Static export of the **public curated** experiment subset served by the Perovskite Atlas portal.
Generated at `2026-06-02T11:41:04+00:00` · schema version `1` · **39557** rows.

## Files

| File | Description |
|------|-------------|
| `atlas-public-snapshot.csv` | UTF-8 CSV with header row (units noted in column names where applicable) |
| `atlas-public-snapshot.json` | JSON array of objects (same fields as CSV) |
| `atlas-public-snapshot.meta.json` | Row count, generation time, schema version, license summary |
| `atlas-public-snapshot-README.md` | This data dictionary |

## Scope & exclusions

- **Included:** `source_type = public_curated` and `visibility = public` (same filter as `/portal/search`).
- **Excluded:** `user_private` / `own` rows, unpublished work, local-only SQLite corpus, and any non-public Supabase fields.
- Rows with `metric_qc_flag = needs_review` are **included** but flagged (typically PCE stored in 0–1% fraction form). They remain in the snapshot for provenance; portal rankings may exclude them.

## Column dictionary

| Column | Unit / type | Meaning |
|--------|-------------|---------|
| `id` | UUID | Stable experiment identifier in Supabase |
| `title` | text | Short experiment title |
| `doi` | text | Digital Object Identifier (may be bare DOI or URL) |
| `year` | integer | Publication or report year |
| `journal` | text | Journal or venue name |
| `architecture` | text | Device architecture (e.g. n-i-p, p-i-n, tandem) |
| `target_bandgap_ev` | eV | Target absorber bandgap from experiment metadata |
| `composition_formula` | text | Perovskite composition formula |
| `htl` | text | Hole transport layer description |
| `etl` | text | Electron transport layer description |
| `additives` | text (semicolon-separated in CSV) | Additive list from curation |
| `process_summary` | text | Short process description |
| `provenance_public_ref` | URL/text | Public provenance link (DOI URL, NOMAD entry, etc.) |
| `confidence` | text | Curator confidence label |
| `best_pce_percent` | % | Best power conversion efficiency across device results |
| `best_voc_volts` | V | Best open-circuit voltage |
| `best_jsc_ma_cm2` | mA/cm² | Best short-circuit current density |
| `best_ff_percent` | % | Best fill factor |
| `best_bandgap_ev` | eV | Best measured bandgap from metrics |
| `best_voc_deficit_ev` | eV | `target_bandgap_ev − best_voc` where both are valid |
| `metric_qc_flag` | text | `needs_review` when PCE is in (0, 1] (possible unit issue); otherwise null |

## Provenance & upstream licenses

Data are aggregated from published literature and public databases, including:

- **NOMAD** — https://nomad-lab.eu (CC BY 4.0)
- **Literature DOIs** — via Crossref/OpenAlex metadata (cite original papers)
- **NREL** efficiency benchmarks — https://www.nrel.gov (public domain; attribute NREL)
- **Materials Project** — https://materialsproject.org (CC BY 4.0 where used)

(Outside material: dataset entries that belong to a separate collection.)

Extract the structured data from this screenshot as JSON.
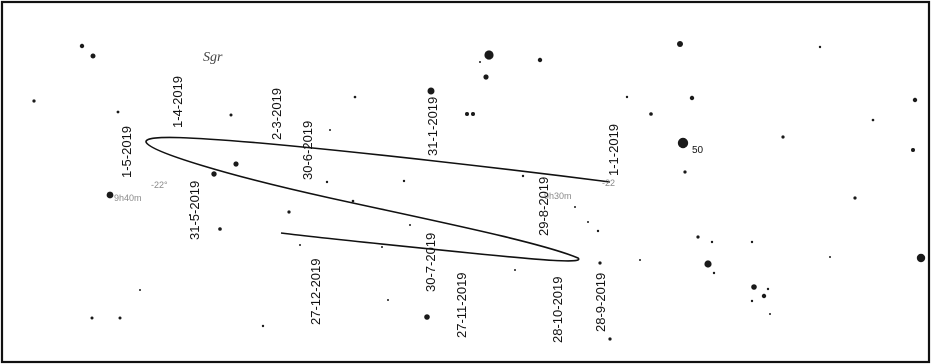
{
  "constellation": "Sgr",
  "coord_labels": [
    "9h40m",
    "-22°",
    "9h30m",
    "-22"
  ],
  "star_label": "50",
  "dates": [
    "1-1-2019",
    "31-1-2019",
    "2-3-2019",
    "1-4-2019",
    "1-5-2019",
    "31-5-2019",
    "30-6-2019",
    "30-7-2019",
    "29-8-2019",
    "28-9-2019",
    "28-10-2019",
    "27-11-2019",
    "27-12-2019"
  ],
  "colors": {
    "ink": "#111111",
    "grid_label": "#8a8a8a",
    "background": "#ffffff"
  }
}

Honor each upstream license and cite the **original sources** (DOI/NOMAD) for any row you use in publications.

## License (snapshot bundle)

The **Perovskite Atlas application code** is MIT-licensed. This **dataset snapshot** is a composite of third-party
curated facts; it is distributed under **CC BY 4.0** for the curated export layer, consistent with NOMAD and
Materials Project terms. The snapshot does not grant rights beyond what upstream sources provide.

## How to cite

> Perovskite Atlas Public Corpus Snapshot (schema v1), generated 2026-06-02.
> https://perovskite-atlas.pages.dev/portal/download — 39557 public curated experiments.

Also cite the primary sources (DOI or NOMAD entry) for specific experiments you reference.